Haushalt der Gemeinde Schiffweiler

Schiffweiler wird alte Schulden los

An diesem Mittwoch wollte der Gemeinderat Schiffweiler den Haushalt verabschieden. Daraus wird nichts. FOTO: dpa / Jens Wolf

Schiffweiler. Gemeinderat wollte Haushalt für 2020 noch diesen Mittwoch beschließen. Sitzung ist aber abgesagt.

In Zeiten von Corona mag es seltsam anmuten, über den Haushalt der Gemeinde nachzudenken. Aber ehe das Zahlenwerk nicht beschlossen ist, können nur die rechtlich bindenden Aufgaben erledigt werden. Das heißt, alles, was im Jahr an neuen Investition, an Projekten ansteht, liegt auf Eis. Deshalb wollte Schiffweilers Bürgermeister Markus Fuchs (SPD) trotz aller Widrigkeiten den Haushalt 2020 an diesem Mittwoch noch rasch verabschieden und dafür den Gemeinderat zusammentrommeln. Gestern kam dann doch die Absage.

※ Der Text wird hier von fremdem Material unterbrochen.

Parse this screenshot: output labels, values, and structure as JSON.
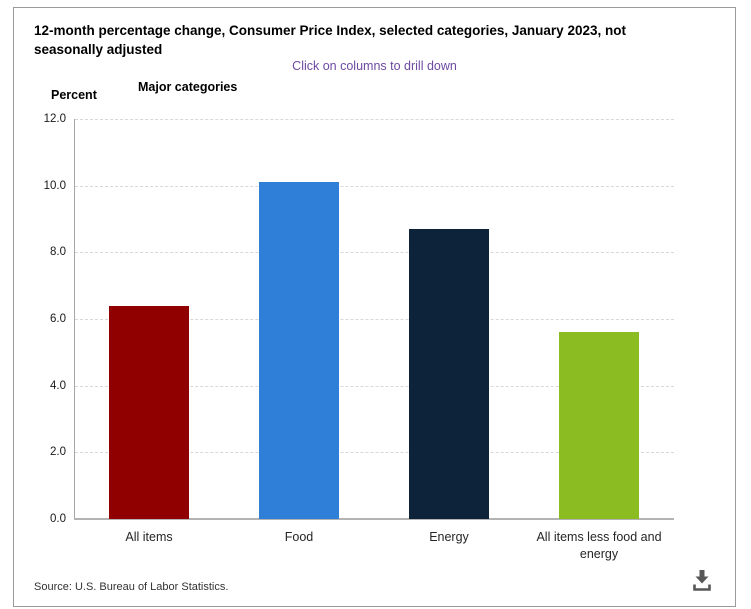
{
  "window": {
    "background": "#ffffff",
    "border_color": "#9a9a9a"
  },
  "header": {
    "title": "12-month percentage change, Consumer Price Index, selected categories, January 2023, not seasonally adjusted",
    "subtitle": "Click on columns to drill down"
  },
  "axes": {
    "y_title": "Percent",
    "x_title": "Major categories"
  },
  "chart_data": {
    "type": "bar",
    "title": "12-month percentage change, Consumer Price Index, selected categories, January 2023, not seasonally adjusted",
    "subtitle": "Click on columns to drill down",
    "categories": [
      "All items",
      "Food",
      "Energy",
      "All items less food and energy"
    ],
    "values": [
      6.4,
      10.1,
      8.7,
      5.6
    ],
    "bar_colors": [
      "#910000",
      "#2f7ed8",
      "#0d233a",
      "#8bbc21"
    ],
    "xlabel": "Major categories",
    "ylabel": "Percent",
    "ylim": [
      0,
      12
    ],
    "yticks": [
      0,
      2,
      4,
      6,
      8,
      10,
      12
    ],
    "ytick_labels": [
      "0.0",
      "2.0",
      "4.0",
      "6.0",
      "8.0",
      "10.0",
      "12.0"
    ],
    "grid": "horizontal-dashed",
    "legend": "none"
  },
  "colors": {
    "subtitle_text": "#6e4aa0",
    "grid_line": "#d8d8d8",
    "axis_line": "#b3b3b3",
    "tick_text": "#1a1a1a",
    "category_text": "#262626",
    "download_icon": "#575757"
  },
  "icons": {
    "download": "download-icon"
  },
  "footer": {
    "source": "Source: U.S. Bureau of Labor Statistics."
  }
}
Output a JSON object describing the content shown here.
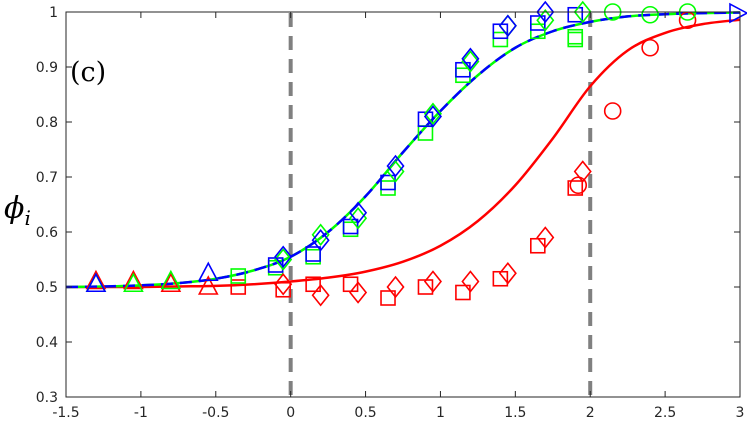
{
  "chart_data": {
    "type": "scatter",
    "title": "",
    "panel_label": "(c)",
    "xlabel": "",
    "ylabel": "ϕ",
    "ylabel_subscript": "i",
    "xlim": [
      -1.5,
      3
    ],
    "ylim": [
      0.3,
      1
    ],
    "xticks": [
      -1.5,
      -1,
      -0.5,
      0,
      0.5,
      1,
      1.5,
      2,
      2.5,
      3
    ],
    "xtick_labels": [
      "-1.5",
      "-1",
      "-0.5",
      "0",
      "0.5",
      "1",
      "1.5",
      "2",
      "2.5",
      "3"
    ],
    "yticks": [
      0.3,
      0.4,
      0.5,
      0.6,
      0.7,
      0.8,
      0.9,
      1
    ],
    "ytick_labels": [
      "0.3",
      "0.4",
      "0.5",
      "0.6",
      "0.7",
      "0.8",
      "0.9",
      "1"
    ],
    "grid": false,
    "vertical_lines": [
      {
        "x": 0,
        "color": "#808080",
        "style": "dashed"
      },
      {
        "x": 2,
        "color": "#808080",
        "style": "dashed"
      }
    ],
    "curves": [
      {
        "color": "#ff0000",
        "style": "solid",
        "x": [
          -1.5,
          -1.25,
          -1,
          -0.75,
          -0.5,
          -0.25,
          0,
          0.25,
          0.5,
          0.75,
          1,
          1.25,
          1.5,
          1.75,
          2,
          2.25,
          2.5,
          2.75,
          3
        ],
        "y": [
          0.5,
          0.5,
          0.5,
          0.501,
          0.502,
          0.505,
          0.51,
          0.517,
          0.528,
          0.546,
          0.575,
          0.62,
          0.685,
          0.77,
          0.865,
          0.93,
          0.962,
          0.978,
          0.986
        ]
      },
      {
        "color": "#00ff00",
        "style": "solid",
        "x": [
          -1.5,
          -1.25,
          -1,
          -0.75,
          -0.5,
          -0.25,
          0,
          0.25,
          0.5,
          0.75,
          1,
          1.25,
          1.5,
          1.75,
          2,
          2.25,
          2.5,
          2.75,
          3
        ],
        "y": [
          0.5,
          0.501,
          0.503,
          0.507,
          0.515,
          0.53,
          0.555,
          0.6,
          0.665,
          0.745,
          0.82,
          0.885,
          0.935,
          0.965,
          0.982,
          0.992,
          0.996,
          0.998,
          0.999
        ]
      },
      {
        "color": "#0000ff",
        "style": "dashed",
        "x": [
          -1.5,
          -1.25,
          -1,
          -0.75,
          -0.5,
          -0.25,
          0,
          0.25,
          0.5,
          0.75,
          1,
          1.25,
          1.5,
          1.75,
          2,
          2.25,
          2.5,
          2.75,
          3
        ],
        "y": [
          0.5,
          0.501,
          0.503,
          0.507,
          0.515,
          0.53,
          0.555,
          0.6,
          0.665,
          0.745,
          0.82,
          0.885,
          0.935,
          0.965,
          0.982,
          0.992,
          0.996,
          0.998,
          0.999
        ]
      }
    ],
    "markers": [
      {
        "shape": "triangle-up",
        "color": "#ff0000",
        "x": [
          -1.3,
          -1.05,
          -0.8,
          -0.55
        ],
        "y": [
          0.51,
          0.51,
          0.505,
          0.5
        ]
      },
      {
        "shape": "triangle-up",
        "color": "#00ff00",
        "x": [
          -1.3,
          -1.05,
          -0.8
        ],
        "y": [
          0.505,
          0.505,
          0.51
        ]
      },
      {
        "shape": "triangle-up",
        "color": "#0000ff",
        "x": [
          -1.3,
          -0.55
        ],
        "y": [
          0.505,
          0.525
        ]
      },
      {
        "shape": "square",
        "color": "#ff0000",
        "x": [
          -0.35,
          -0.05,
          0.15,
          0.4,
          0.65,
          0.9,
          1.15,
          1.4,
          1.65,
          1.9
        ],
        "y": [
          0.5,
          0.495,
          0.505,
          0.505,
          0.48,
          0.5,
          0.49,
          0.515,
          0.575,
          0.68
        ]
      },
      {
        "shape": "square",
        "color": "#00ff00",
        "x": [
          -0.35,
          -0.1,
          0.15,
          0.4,
          0.65,
          0.9,
          1.15,
          1.4,
          1.65,
          1.9,
          1.9
        ],
        "y": [
          0.52,
          0.535,
          0.555,
          0.605,
          0.68,
          0.78,
          0.885,
          0.95,
          0.965,
          0.955,
          0.95
        ]
      },
      {
        "shape": "square",
        "color": "#0000ff",
        "x": [
          -0.1,
          0.15,
          0.4,
          0.65,
          0.9,
          1.15,
          1.4,
          1.65,
          1.9
        ],
        "y": [
          0.54,
          0.56,
          0.61,
          0.69,
          0.805,
          0.895,
          0.965,
          0.98,
          0.995
        ]
      },
      {
        "shape": "diamond",
        "color": "#ff0000",
        "x": [
          -0.05,
          0.2,
          0.45,
          0.7,
          0.95,
          1.2,
          1.45,
          1.7,
          1.95
        ],
        "y": [
          0.505,
          0.485,
          0.49,
          0.5,
          0.51,
          0.51,
          0.525,
          0.59,
          0.71
        ]
      },
      {
        "shape": "diamond",
        "color": "#00ff00",
        "x": [
          -0.05,
          0.2,
          0.45,
          0.7,
          0.95,
          1.2,
          1.45,
          1.7,
          1.95
        ],
        "y": [
          0.55,
          0.595,
          0.625,
          0.71,
          0.815,
          0.91,
          0.975,
          0.985,
          1.0
        ]
      },
      {
        "shape": "diamond",
        "color": "#0000ff",
        "x": [
          -0.05,
          0.2,
          0.45,
          0.7,
          0.95,
          1.2,
          1.45,
          1.7
        ],
        "y": [
          0.555,
          0.585,
          0.635,
          0.72,
          0.81,
          0.915,
          0.975,
          1.0
        ]
      },
      {
        "shape": "circle",
        "color": "#ff0000",
        "x": [
          1.92,
          2.15,
          2.4,
          2.65
        ],
        "y": [
          0.685,
          0.82,
          0.935,
          0.985
        ]
      },
      {
        "shape": "circle",
        "color": "#00ff00",
        "x": [
          2.15,
          2.4,
          2.65
        ],
        "y": [
          1.0,
          0.995,
          1.0
        ]
      },
      {
        "shape": "triangle-right",
        "color": "#0000ff",
        "x": [
          2.98
        ],
        "y": [
          0.998
        ]
      }
    ]
  }
}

Die Haushaltsdaten, erläuterten Fuchs und sein Kämmerer Eric Schummer gegenüber der SZ noch am Montag, sind durchaus erfreulich. Die Gemeinde ist im Saarlandpakt und kann darüber 17 Millionen Euro an das Land abtreten. Schiffweiler trifft es dabei gut, erläutert Schummer: Die Fälligkeiten der Kredite liegen so, dass bereits Ende September dieser Schuldenberg aus den Büchern der Gemeinde heraus ist. Der Restbetrag von rund 18,1 Millionen Euro – das ist die Verpflichtung, die mit dem Pakt einhergeht – muss bis Ende 2064 getilgt sein.

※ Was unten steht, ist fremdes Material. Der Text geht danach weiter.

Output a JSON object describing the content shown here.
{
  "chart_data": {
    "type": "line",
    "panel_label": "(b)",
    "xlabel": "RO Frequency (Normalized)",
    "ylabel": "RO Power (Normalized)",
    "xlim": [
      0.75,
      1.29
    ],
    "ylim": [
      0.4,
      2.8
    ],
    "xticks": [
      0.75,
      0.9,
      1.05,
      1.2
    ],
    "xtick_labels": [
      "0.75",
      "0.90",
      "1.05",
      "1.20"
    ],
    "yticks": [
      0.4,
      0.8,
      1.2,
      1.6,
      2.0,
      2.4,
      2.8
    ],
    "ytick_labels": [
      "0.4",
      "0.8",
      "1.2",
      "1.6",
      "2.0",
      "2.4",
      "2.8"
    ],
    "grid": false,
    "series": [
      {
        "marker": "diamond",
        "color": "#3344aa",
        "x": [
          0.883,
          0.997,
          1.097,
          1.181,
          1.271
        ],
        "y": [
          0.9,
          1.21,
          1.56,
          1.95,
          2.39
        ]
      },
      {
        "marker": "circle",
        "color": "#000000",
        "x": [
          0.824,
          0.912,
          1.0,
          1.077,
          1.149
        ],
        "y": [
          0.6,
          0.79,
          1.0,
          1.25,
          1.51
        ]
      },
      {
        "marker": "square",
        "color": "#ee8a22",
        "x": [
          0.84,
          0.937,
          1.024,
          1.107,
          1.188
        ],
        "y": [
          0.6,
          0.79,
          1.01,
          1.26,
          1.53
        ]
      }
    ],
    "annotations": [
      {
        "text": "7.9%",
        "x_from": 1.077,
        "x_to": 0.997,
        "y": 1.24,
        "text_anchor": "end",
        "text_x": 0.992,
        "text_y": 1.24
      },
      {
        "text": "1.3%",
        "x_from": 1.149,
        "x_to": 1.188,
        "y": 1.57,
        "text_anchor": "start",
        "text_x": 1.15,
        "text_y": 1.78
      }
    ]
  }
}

Besonders erfreulich für die Kommune: Die Gewerbesteuer sprudelt. Was mit der Corvid-19-Epidemie aus diesem Geldquell wird, steht allerdings in den Sternen. Der Blick auf die aktuellen Zahlen zumindest sehe gut aus, sagt Bürgermeister Fuchs: „Wir haben in den letzten Wochen einen erheblichen Zuwachs bekommen von zuvor vier auf 6,2 Millionen Euro Gewerbesteuer.“ In den vergangenen Jahren pendelte die Steuer zwischen zwei und vier Millionen im Jahr. Zuletzt stieg sie bereits deutlich auf 5,2 Millionen Euro. Die beiden Gewerbegebiete Klinkenthal und Nusskopf machen sich mittlerweile bezahlt, sagt der Rathauschef. Auch das Eigenkapital ist wieder angestiegen von zuletzt knapp 28 auf 44 Millionen Euro. In der Eröffnungsbilanz mit Einführung der Doppik lag es bei 46,5 Millionen Euro. Dies bedeutet allerdings nicht, dass säckeweise Geld ins Rathaus geschafft wurden. Kämmerer Schummer erläutert, durch eine Änderung der Kommunalhaushaltsverordnung sei die Bildung von Pensions- und Beihilfeleistungen für Beamte aufgehoben. Die Gemeinde muss dafür keine Rückstellungen mehr bilden. Hinzu kommt die Teilentschuldung.